In che termini e modalità potrebbero trovare giovamento tutti gli altri lavoratori che in questi anni hanno ottenuto il risarcimento del danno e che si siano visti decurtare l’importo a causa delle trattenute fiscali ritenute indebite anche dal Consiglio di Stato?
“Dovrebbero rivendicare la restituzione delle somme trattenute dello Stato”
Ci sono problemi di prescrizione?
“Ci sono dieci anni di tempo dalla data di pagamento ed è meglio inviare subito una lettera interruttiva dei termini”.
Torniamo a un aspetto tecnico importante della questione. La mensilità di riferimento va considerata al lordo ma il calcolo è inteso al netto. Per fare un esempio, se la mensilità lorda fosse di 2200 euro, il risarcimento netto di dieci mensilità dovrebbe essere di 22.000 euro. Ci sono stati mai problemi interpretativi su questo piano da parte dell’amministrazione?

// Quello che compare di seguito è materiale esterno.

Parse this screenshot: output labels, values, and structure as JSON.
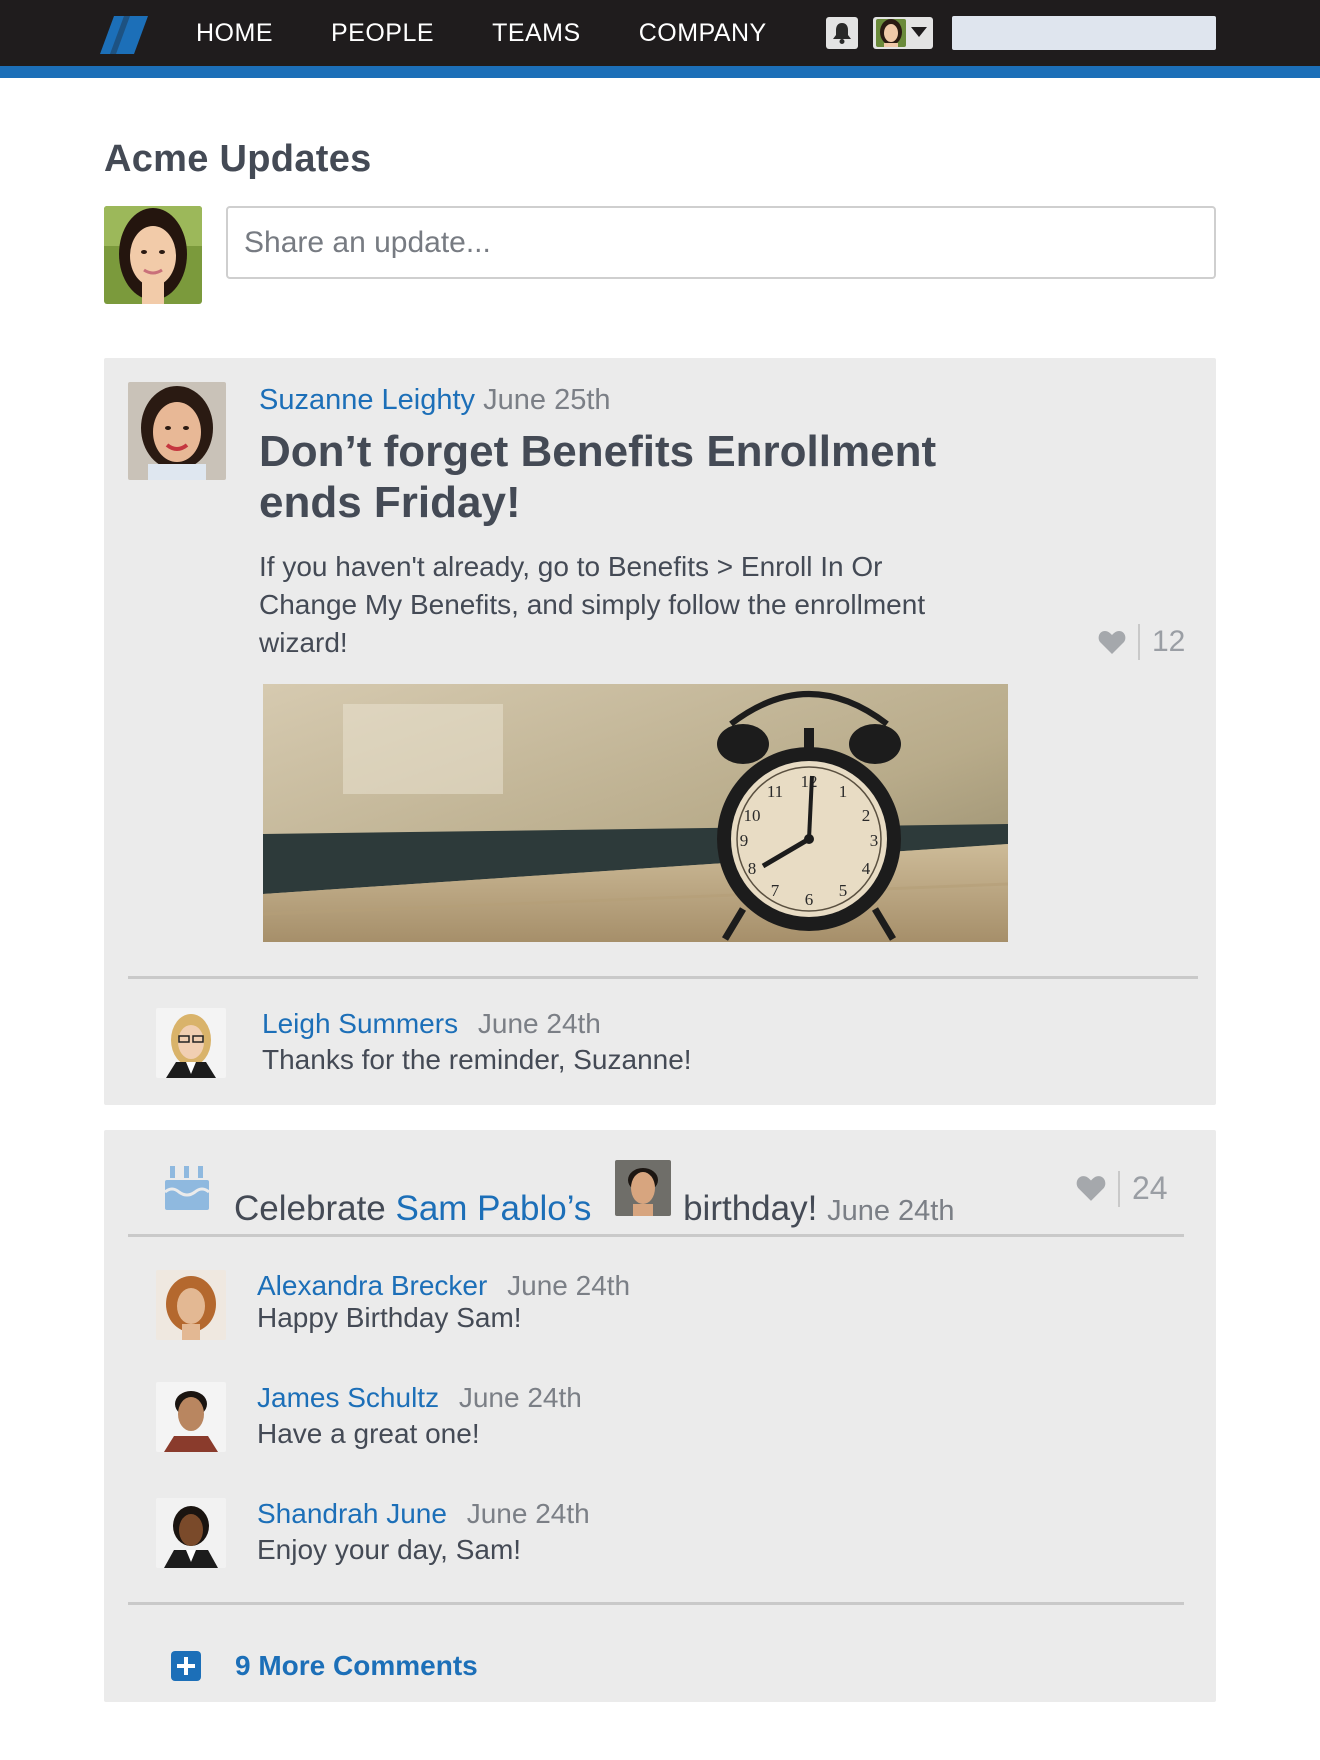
{
  "app": {
    "nav": [
      "HOME",
      "PEOPLE",
      "TEAMS",
      "COMPANY"
    ],
    "brand_color": "#1c6fb8",
    "topbar_color": "#1f1c1d"
  },
  "header": {
    "title": "Acme Updates",
    "share_placeholder": "Share an update..."
  },
  "post": {
    "author": "Suzanne Leighty",
    "date": "June 25th",
    "title": "Don’t forget Benefits Enrollment ends Friday!",
    "body": "If you haven't already, go to Benefits > Enroll In Or Change My Benefits, and simply follow the enrollment wizard!",
    "likes": "12",
    "comments": [
      {
        "author": "Leigh Summers",
        "date": "June 24th",
        "text": "Thanks for the reminder, Suzanne!"
      }
    ]
  },
  "birthday": {
    "prefix": "Celebrate ",
    "person": "Sam Pablo’s",
    "suffix": "birthday!",
    "date": "June 24th",
    "likes": "24",
    "comments": [
      {
        "author": "Alexandra Brecker",
        "date": "June 24th",
        "text": "Happy Birthday Sam!"
      },
      {
        "author": "James Schultz",
        "date": "June 24th",
        "text": "Have a great one!"
      },
      {
        "author": "Shandrah June",
        "date": "June 24th",
        "text": "Enjoy your day, Sam!"
      }
    ],
    "more_label": "9 More Comments"
  }
}
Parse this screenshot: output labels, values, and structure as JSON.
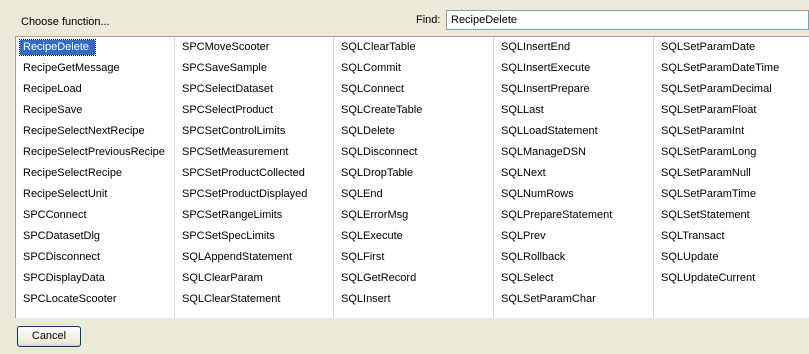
{
  "header": {
    "choose_label": "Choose function...",
    "find_label": "Find:",
    "find_value": "RecipeDelete"
  },
  "list": {
    "columns": [
      [
        "RecipeDelete",
        "RecipeGetMessage",
        "RecipeLoad",
        "RecipeSave",
        "RecipeSelectNextRecipe",
        "RecipeSelectPreviousRecipe",
        "RecipeSelectRecipe",
        "RecipeSelectUnit",
        "SPCConnect",
        "SPCDatasetDlg",
        "SPCDisconnect",
        "SPCDisplayData",
        "SPCLocateScooter"
      ],
      [
        "SPCMoveScooter",
        "SPCSaveSample",
        "SPCSelectDataset",
        "SPCSelectProduct",
        "SPCSetControlLimits",
        "SPCSetMeasurement",
        "SPCSetProductCollected",
        "SPCSetProductDisplayed",
        "SPCSetRangeLimits",
        "SPCSetSpecLimits",
        "SQLAppendStatement",
        "SQLClearParam",
        "SQLClearStatement"
      ],
      [
        "SQLClearTable",
        "SQLCommit",
        "SQLConnect",
        "SQLCreateTable",
        "SQLDelete",
        "SQLDisconnect",
        "SQLDropTable",
        "SQLEnd",
        "SQLErrorMsg",
        "SQLExecute",
        "SQLFirst",
        "SQLGetRecord",
        "SQLInsert"
      ],
      [
        "SQLInsertEnd",
        "SQLInsertExecute",
        "SQLInsertPrepare",
        "SQLLast",
        "SQLLoadStatement",
        "SQLManageDSN",
        "SQLNext",
        "SQLNumRows",
        "SQLPrepareStatement",
        "SQLPrev",
        "SQLRollback",
        "SQLSelect",
        "SQLSetParamChar"
      ],
      [
        "SQLSetParamDate",
        "SQLSetParamDateTime",
        "SQLSetParamDecimal",
        "SQLSetParamFloat",
        "SQLSetParamInt",
        "SQLSetParamLong",
        "SQLSetParamNull",
        "SQLSetParamTime",
        "SQLSetStatement",
        "SQLTransact",
        "SQLUpdate",
        "SQLUpdateCurrent"
      ]
    ],
    "selected": "RecipeDelete"
  },
  "footer": {
    "cancel_label": "Cancel"
  }
}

“Si parla infatti ultima retribuzione globale di fatto. Il calcolo si fa come ha detto lei ma abbiamo avuto talvolta problemi. Ho seguito un caso di incredibile doppia tassazione: la docente non solo aveva ricevuto le mensilità di danno calcolate sul netto – e non sull’importo lordo, più vantaggioso, come doveva essere – ma poi quel risarcimento è stato addirittura assoggettato a tassazione Irpef, come non doveva essere”.
Avvocato Ursini, le due sentenze sulla non tassabilità del risarcimento, che lei ha ottenuto, sono decisamente importanti, specie in un periodo in cui i giudici non riconoscono quasi più il risarcimento da reiterazione dei contratti a termine.
“Ormai sentenze di questo tipo sono molto poche. Tutti i Tribunali hanno aderito alla decisione giudiziaria per cui le immissioni in ruolo avvenute con il piano di Renzi nel 2015 abbiano sanato la situazione. Il comma 132 della Legge 107 sulla Buona scuola, relativo al risarcimento prevedeva un fondo per le condanne e si tratta di un fondo costantemente finanziato. Peraltro la stessa legge 107 non ha messo alcuna limitazione al risarcimento del danno. Invece la Consulta, con la sentenza 187/2016 ha negato la tutela risarcitoria ai docenti immessi in ruolo. Diciamo che la differenza l’ha fatta la nuova versione dell’articolo 81 della Costituzione sul pareggio di bilancio”.